Par ailleurs, l’UFAL a toujours défendu le droit de l’enfant à connaître ses origines (en particulier dans le cas de l’accouchement sous X). Nous pensons que son intérêt doit prévaloir sur les conventions entre adultes. C’est pourquoi il est raisonnable d’encourager les parents à « révéler à l’enfant les conditions de sa conception » et d’encadrer cette information (qu’il risquerait d’apprendre inopinément à l’occasion d’un accident de santé). Si les données non identifiantes sont bonnes à connaître, nous sommes fortement opposés à la levée de l’anonymat pour les données identifiantes. Non parce que cela risquerait de réduire le nombre de dons, mais parce que cela conduit à une dérive biologisante de la filiation. Que la traçabilité génétique soit un progrès pour la thérapeutique, certes, mais cela ne doit pas conduire à reléguer au second plan la dimension sociale de la filiation. Adoptions et recompositions familiales montrent bien que la prise en compte du projet parental et celle de l’intérêt de l’enfant se concilient dès lors que les questions de l’un reçoivent des réponses des autres.

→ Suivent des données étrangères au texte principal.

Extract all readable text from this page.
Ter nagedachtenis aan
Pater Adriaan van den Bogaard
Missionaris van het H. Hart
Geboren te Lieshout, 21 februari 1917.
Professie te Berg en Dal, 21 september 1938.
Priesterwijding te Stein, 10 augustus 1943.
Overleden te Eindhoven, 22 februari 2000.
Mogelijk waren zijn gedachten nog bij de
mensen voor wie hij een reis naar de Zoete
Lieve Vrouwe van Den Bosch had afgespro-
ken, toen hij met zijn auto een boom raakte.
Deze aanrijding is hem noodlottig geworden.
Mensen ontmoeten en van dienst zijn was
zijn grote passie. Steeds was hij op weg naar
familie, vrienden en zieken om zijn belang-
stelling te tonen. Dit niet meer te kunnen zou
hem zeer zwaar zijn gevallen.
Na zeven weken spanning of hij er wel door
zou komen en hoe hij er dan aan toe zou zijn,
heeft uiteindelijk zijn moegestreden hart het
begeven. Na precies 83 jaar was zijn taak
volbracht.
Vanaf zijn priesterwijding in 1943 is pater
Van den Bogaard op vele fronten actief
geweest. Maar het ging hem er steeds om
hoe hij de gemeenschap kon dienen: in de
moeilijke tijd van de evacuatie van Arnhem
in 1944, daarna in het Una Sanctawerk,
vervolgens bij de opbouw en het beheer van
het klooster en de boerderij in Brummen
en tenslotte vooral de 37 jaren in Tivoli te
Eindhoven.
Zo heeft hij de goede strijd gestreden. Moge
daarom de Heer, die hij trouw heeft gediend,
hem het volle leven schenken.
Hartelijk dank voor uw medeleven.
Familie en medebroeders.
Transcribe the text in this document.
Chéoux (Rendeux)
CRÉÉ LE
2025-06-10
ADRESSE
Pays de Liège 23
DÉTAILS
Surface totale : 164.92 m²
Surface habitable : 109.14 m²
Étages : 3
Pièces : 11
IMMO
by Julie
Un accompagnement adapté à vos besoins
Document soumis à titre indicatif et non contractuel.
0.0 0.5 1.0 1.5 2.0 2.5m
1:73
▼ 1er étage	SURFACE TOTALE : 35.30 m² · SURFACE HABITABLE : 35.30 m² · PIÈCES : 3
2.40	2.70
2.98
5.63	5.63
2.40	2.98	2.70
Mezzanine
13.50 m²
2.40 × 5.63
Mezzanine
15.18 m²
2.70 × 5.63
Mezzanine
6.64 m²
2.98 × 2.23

Et au-delà du texte proposé ?
D’une façon générale, nous estimons qu’il est toujours préférable d’autoriser en les encadrant très précisément des pratiques correspondant à une demande des personnes ou de la recherche, surtout lorsque la législation des pays avoisinants les permet, plutôt que de les interdire. L’autorisation des inséminations ou transferts d’embryon post-mortem ainsi que le double don de gamètes en sont des exemples.
En ce qui concerne l’embryon, un progrès important pourrait être réalisé en distinguant deux cas de figure, avec un cadre juridique propre à chaque situation :
– l’innovation thérapeutique portant sur des embryons destinés à poursuivre leur développement [aboutir à un être vivant];
– la recherche fondamentale portant sur des embryons qui ne sont pas destinés à se développer jusqu’à terme.